2) You run a single game server on a single IP
For this it's easier just to specify the source IP for the hash (srcip).

Code:

iptables -A INPUT -p udp -m state --state NEW -m hashlimit --hashlimit-mode srcip --hashlimit-name StopDoS --hashlimit 1/s --hashlimit-burst 3 -j ACCEPT

Finally, for all packets that weren't matched to an acceptance rule above, we'll drop them here.

Code:

iptables -A INPUT -p udp -j LOG --log-prefix "UDP-SPAM " --log-ip-options -m limit --limit 1/m --limit-burst 1

iptables -A INPUT -p udp -j DROP

Some iptables rule sets include exemptions for Valve's master servers. Unfortunately, due to the nature of UDP, there is little stopping an attacker from spoofing these master server addresses. It's better to allow the current clients a playable experience than worrying about appearing unavailable for some brief period of time.

There are other iptables firewalls posted that use packet inspection to deny a few of these scripted DoS attacks.
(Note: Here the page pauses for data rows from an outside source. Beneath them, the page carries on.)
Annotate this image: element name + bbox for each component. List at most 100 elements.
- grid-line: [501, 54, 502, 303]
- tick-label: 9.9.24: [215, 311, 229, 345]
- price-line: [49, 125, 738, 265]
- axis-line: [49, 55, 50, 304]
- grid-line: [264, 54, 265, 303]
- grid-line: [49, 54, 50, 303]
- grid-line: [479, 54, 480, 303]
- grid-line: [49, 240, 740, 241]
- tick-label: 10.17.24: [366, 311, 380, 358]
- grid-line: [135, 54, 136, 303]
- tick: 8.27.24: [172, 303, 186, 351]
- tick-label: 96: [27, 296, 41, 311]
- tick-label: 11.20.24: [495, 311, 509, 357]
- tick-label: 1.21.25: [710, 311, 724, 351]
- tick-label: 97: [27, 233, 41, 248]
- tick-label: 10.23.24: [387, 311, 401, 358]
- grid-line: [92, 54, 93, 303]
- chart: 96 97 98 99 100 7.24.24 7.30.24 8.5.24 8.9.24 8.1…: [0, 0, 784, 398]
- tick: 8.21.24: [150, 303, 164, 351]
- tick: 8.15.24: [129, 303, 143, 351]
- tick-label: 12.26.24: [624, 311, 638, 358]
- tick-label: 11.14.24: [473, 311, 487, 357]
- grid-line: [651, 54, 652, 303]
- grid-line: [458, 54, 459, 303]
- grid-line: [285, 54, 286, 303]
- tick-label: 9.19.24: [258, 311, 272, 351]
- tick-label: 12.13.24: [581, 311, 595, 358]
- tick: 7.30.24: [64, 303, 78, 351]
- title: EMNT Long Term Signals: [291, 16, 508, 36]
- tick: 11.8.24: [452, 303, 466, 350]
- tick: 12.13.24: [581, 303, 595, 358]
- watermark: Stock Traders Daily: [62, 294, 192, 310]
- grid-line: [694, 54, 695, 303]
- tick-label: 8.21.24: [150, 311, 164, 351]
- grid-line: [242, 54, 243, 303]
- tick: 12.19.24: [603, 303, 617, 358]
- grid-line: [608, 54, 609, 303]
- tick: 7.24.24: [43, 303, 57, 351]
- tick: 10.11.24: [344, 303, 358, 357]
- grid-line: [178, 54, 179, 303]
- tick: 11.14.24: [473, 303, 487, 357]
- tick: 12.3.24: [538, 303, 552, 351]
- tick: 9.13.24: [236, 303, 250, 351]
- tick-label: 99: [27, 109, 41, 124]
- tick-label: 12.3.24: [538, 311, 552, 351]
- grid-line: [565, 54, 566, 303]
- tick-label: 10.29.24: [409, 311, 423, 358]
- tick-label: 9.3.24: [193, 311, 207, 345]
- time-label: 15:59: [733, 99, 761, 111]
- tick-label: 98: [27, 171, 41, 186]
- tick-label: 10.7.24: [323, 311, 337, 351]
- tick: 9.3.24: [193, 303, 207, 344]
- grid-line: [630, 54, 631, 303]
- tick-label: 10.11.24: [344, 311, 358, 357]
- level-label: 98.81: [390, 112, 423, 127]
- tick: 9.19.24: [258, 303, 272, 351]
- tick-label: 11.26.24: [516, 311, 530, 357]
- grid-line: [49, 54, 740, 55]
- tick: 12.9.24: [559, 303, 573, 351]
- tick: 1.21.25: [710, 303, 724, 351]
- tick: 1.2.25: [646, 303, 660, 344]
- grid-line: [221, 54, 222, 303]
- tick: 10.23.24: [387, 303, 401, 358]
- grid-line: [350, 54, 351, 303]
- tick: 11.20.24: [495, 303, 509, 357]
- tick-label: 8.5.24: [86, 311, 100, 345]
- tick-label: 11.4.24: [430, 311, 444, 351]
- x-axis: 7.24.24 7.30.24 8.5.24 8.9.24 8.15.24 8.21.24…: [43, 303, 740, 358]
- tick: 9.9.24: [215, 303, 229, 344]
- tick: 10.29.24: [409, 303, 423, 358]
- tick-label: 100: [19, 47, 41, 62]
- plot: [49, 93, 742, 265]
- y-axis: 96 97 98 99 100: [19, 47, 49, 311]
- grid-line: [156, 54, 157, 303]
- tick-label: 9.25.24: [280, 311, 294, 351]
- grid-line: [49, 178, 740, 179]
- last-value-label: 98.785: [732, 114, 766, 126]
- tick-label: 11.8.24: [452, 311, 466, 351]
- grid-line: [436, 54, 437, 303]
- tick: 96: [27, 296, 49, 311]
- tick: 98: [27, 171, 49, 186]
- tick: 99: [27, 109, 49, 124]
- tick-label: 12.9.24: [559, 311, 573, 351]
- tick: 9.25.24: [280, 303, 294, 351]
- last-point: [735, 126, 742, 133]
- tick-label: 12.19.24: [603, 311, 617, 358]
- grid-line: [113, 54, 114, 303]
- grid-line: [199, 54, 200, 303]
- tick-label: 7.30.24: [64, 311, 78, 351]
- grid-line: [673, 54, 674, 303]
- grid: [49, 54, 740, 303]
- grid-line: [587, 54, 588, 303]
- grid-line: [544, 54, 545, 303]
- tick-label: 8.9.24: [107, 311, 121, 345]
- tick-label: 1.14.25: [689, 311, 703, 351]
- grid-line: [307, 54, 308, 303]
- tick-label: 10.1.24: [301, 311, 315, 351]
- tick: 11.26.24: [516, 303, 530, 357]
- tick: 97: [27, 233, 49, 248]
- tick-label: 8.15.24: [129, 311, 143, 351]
Generally, if it's easily detected by a simpler iptables rule, then use that instead. Also, there are quite a few SourceMM or SM extensions that attempt to deal with this issue as well: DAF, Query Cache, et. al. It's best to avoid letting srcds or any related plugins or extensions deal with these problems. But, other than resource consumption, there's no harm in using both approaches.

Other Considerations:
If you're default policy on the INPUT chain is to accept traffic, consider changing it to drop. If you do so, remember to make allowances for already established tcp connections.
If your net_splitrate is 0 and you won't fragment packets, consider disabling fragmentation completely for srcds traffic.
If you receive attacks from shady foreign countries such as Burma or North Korea, consider black-listing these entire countries.